Happy Father's Day Dad!! You are one in a million even if you prefer store bought red velvet cake to mine!!

Saturday, June 14, 2008

Our new blog...

It seems so hard to get in touch with all of our family and friends so I am creating a blog to make my life a little easier. I have enjoyed my friend Kelli's this past year and decided I would try it out.

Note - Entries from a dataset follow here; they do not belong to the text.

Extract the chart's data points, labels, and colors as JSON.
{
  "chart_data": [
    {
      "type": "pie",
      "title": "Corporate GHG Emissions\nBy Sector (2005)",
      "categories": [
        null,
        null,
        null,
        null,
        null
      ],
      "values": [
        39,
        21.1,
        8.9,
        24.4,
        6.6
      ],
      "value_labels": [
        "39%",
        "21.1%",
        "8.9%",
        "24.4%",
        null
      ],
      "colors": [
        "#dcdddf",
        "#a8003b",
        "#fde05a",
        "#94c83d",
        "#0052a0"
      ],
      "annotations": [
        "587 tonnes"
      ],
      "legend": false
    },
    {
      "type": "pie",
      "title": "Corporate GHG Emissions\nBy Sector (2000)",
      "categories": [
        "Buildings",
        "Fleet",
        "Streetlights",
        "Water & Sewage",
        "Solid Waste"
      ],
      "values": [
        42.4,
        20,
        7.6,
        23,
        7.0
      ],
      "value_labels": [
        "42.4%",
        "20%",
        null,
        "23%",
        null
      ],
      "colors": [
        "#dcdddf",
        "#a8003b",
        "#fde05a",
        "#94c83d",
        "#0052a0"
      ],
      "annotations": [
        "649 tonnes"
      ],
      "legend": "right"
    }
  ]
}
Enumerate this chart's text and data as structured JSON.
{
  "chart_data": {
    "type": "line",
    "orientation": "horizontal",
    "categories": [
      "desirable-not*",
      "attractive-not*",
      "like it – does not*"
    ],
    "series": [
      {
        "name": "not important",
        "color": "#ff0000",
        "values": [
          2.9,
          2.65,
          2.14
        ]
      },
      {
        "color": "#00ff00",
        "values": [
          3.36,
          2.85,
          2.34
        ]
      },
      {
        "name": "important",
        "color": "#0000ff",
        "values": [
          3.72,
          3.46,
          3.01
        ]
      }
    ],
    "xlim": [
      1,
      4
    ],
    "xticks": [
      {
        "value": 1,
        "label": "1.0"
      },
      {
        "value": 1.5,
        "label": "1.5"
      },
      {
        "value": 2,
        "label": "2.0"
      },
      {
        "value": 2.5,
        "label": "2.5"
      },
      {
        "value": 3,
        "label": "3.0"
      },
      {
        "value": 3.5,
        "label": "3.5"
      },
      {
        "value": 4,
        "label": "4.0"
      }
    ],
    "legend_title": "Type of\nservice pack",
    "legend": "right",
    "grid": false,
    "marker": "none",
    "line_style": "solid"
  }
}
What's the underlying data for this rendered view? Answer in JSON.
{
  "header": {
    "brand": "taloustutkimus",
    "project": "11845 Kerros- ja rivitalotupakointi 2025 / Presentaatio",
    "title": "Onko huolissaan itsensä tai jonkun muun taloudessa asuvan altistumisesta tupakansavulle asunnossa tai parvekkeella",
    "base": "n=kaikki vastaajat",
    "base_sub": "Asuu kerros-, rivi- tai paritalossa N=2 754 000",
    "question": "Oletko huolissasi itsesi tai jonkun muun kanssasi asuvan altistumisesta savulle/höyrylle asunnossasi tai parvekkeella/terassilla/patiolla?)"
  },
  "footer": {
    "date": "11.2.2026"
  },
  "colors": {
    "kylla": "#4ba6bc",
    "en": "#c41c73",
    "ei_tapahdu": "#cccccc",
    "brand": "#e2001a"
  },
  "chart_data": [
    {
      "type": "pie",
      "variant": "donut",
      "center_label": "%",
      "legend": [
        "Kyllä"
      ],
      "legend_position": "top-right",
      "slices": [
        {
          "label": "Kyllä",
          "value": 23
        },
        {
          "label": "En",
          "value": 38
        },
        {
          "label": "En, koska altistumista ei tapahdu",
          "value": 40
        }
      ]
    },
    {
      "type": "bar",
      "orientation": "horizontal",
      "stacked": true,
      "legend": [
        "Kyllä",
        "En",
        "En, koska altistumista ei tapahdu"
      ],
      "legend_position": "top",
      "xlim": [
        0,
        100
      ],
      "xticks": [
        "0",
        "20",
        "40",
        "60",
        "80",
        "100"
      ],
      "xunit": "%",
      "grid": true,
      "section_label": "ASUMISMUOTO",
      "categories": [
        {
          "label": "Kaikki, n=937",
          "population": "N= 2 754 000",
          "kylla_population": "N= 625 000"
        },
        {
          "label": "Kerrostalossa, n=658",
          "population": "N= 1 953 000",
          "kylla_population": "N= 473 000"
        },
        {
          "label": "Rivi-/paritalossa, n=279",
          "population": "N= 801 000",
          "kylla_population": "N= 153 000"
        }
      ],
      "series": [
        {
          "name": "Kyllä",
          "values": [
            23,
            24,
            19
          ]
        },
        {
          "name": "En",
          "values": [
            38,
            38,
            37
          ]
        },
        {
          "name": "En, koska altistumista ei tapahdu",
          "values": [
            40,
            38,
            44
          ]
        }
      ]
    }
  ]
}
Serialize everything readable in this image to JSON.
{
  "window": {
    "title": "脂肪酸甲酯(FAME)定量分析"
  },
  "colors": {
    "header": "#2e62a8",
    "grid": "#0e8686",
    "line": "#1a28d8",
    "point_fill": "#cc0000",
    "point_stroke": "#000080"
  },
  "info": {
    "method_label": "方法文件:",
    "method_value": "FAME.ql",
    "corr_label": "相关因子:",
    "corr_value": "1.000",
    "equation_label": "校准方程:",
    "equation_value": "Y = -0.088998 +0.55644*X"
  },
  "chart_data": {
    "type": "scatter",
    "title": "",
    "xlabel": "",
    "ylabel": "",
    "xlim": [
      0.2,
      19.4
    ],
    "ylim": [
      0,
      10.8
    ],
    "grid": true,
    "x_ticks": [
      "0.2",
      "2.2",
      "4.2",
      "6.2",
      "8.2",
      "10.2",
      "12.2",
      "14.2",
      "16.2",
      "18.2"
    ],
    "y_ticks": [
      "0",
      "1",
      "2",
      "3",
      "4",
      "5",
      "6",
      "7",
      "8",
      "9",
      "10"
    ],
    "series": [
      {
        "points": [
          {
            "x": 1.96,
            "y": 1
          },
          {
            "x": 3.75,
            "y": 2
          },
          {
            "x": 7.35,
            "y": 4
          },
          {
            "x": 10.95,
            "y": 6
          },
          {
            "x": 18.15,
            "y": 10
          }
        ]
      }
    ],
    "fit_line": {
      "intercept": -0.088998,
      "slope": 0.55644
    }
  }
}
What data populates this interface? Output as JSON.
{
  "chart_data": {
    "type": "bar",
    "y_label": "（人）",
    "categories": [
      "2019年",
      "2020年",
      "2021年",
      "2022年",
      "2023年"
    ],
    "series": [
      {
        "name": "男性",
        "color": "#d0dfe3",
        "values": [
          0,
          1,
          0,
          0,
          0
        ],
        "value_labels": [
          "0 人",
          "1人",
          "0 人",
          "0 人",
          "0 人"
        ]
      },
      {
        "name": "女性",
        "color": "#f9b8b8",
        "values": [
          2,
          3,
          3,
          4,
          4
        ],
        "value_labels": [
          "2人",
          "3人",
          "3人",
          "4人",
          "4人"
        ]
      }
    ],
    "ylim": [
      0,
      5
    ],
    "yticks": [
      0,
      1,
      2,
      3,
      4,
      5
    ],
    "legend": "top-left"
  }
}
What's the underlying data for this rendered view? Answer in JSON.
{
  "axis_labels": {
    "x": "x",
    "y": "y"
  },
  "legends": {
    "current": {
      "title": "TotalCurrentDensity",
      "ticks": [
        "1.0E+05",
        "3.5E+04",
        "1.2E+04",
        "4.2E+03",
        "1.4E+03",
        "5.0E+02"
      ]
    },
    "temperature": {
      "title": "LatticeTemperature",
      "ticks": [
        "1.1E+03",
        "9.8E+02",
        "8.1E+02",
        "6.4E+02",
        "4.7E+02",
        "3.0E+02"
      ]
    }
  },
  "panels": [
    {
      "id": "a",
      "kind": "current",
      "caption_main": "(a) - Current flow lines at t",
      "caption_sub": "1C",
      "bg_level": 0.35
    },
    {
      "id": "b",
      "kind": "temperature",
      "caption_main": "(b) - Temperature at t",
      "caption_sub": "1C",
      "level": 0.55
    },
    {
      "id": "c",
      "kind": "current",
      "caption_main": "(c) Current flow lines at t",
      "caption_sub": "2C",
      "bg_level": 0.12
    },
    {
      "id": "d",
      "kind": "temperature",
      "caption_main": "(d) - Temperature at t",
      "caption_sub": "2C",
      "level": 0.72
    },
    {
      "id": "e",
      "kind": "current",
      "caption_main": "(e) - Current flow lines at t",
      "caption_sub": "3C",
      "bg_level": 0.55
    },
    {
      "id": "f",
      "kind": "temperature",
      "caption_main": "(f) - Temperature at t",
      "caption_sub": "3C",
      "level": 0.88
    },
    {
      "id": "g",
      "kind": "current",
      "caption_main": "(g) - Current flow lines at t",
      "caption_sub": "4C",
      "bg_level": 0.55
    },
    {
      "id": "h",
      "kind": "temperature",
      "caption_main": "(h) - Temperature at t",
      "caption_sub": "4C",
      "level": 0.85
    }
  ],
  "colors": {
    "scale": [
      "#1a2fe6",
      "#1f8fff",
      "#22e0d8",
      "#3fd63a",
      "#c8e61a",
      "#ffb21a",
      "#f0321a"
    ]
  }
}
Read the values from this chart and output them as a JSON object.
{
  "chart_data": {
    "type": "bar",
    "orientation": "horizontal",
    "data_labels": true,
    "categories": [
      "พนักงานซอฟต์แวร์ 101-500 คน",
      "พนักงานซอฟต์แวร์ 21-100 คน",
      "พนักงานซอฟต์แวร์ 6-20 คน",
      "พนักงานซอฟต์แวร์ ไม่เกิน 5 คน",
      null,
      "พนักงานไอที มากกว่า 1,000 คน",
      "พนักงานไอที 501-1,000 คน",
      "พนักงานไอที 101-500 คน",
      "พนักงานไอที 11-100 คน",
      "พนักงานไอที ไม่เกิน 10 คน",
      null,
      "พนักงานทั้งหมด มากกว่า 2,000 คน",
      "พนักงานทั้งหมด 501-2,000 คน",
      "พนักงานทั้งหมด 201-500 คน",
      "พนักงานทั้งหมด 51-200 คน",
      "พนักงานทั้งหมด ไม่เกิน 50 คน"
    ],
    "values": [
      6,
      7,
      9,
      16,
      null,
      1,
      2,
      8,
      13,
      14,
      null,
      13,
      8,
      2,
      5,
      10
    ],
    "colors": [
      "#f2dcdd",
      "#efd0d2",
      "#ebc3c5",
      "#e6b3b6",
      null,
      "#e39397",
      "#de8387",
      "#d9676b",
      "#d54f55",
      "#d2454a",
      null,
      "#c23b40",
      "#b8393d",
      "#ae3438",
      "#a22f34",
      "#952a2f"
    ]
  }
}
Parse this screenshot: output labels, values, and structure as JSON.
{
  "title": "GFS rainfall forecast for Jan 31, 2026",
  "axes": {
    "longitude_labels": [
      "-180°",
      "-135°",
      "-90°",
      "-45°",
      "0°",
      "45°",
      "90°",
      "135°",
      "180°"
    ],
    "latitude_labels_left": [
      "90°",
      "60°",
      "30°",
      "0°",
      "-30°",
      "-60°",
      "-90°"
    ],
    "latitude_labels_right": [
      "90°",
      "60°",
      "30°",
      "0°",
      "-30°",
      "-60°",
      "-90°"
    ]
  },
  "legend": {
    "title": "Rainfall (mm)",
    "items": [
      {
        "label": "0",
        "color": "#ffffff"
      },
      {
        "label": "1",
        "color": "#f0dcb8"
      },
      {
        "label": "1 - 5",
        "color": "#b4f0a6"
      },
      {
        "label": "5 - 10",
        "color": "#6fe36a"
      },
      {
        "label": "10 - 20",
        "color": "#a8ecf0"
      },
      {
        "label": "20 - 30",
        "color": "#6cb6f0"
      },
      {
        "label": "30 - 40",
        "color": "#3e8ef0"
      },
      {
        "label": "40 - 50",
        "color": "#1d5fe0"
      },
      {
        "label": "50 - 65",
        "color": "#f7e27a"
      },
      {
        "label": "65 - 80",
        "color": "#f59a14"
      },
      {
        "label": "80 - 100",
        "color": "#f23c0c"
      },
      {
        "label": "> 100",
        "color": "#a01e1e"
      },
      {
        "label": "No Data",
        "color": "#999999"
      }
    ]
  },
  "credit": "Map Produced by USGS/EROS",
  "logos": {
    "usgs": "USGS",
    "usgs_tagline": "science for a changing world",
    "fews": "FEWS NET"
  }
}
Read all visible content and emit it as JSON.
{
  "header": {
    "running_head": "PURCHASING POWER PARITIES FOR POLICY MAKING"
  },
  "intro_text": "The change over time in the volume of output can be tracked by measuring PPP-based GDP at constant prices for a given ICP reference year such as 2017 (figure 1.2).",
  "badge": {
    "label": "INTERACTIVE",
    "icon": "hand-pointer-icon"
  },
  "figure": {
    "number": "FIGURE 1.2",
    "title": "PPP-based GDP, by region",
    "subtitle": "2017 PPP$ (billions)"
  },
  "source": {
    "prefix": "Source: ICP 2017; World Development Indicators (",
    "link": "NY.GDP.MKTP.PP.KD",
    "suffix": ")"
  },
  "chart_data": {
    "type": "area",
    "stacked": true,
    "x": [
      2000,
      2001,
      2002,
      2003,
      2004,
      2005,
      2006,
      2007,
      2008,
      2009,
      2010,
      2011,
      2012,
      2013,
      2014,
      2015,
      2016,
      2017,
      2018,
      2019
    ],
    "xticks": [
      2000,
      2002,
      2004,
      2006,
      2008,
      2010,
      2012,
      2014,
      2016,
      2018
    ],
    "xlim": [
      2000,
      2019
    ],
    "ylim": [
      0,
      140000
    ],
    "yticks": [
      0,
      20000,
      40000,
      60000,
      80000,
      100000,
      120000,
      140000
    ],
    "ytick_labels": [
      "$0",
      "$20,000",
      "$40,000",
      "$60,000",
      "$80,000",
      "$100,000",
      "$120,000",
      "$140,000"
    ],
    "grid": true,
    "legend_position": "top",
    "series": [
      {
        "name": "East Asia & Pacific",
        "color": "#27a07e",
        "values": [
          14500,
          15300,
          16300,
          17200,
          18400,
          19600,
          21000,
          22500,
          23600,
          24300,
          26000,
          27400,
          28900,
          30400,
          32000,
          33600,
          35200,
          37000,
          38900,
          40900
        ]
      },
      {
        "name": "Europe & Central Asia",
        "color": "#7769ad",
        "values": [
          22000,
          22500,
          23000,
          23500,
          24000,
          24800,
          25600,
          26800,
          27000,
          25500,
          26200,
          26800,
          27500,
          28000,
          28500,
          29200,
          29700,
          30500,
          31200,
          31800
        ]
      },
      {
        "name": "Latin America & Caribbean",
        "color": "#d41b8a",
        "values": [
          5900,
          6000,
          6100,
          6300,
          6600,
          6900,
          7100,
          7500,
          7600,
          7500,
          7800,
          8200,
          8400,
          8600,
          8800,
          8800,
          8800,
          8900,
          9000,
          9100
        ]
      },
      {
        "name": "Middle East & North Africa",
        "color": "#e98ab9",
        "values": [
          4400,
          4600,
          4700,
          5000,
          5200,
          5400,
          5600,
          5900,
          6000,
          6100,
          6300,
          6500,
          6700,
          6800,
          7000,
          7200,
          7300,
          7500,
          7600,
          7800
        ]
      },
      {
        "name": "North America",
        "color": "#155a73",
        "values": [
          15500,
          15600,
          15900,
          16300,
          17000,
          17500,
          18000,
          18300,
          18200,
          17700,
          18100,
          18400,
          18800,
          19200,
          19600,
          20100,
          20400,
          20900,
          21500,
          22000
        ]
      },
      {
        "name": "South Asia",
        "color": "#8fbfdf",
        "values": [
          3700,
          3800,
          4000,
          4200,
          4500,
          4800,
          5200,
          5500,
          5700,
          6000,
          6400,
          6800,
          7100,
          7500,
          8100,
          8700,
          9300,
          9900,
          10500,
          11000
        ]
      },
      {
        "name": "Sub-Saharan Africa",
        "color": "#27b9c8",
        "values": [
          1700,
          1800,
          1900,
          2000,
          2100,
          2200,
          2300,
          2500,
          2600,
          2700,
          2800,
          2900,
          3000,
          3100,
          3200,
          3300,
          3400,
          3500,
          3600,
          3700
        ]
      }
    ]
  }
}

I am currently teaching summer school and will be until July 1st. It is not bad and the money is good so why not? David is looking for another job. Please let us know if you hear of anything. His new job did not work out ):

My papaw got to come home from the hospital yesterday. It has been over a week since he had his brain tumor removed. For those who do not know (cant remember who I have told- see why blogging is so much easier) his tumor had caused him paralysis on the left side. Although he still does not have much feeling he has his sense of humor back and is more alert and responsive. He made a decision this week to not proceed with any more chemo- he wants to enjoy his time with his family and not be sick. I am so proud of him! He has fought this battle very courageously.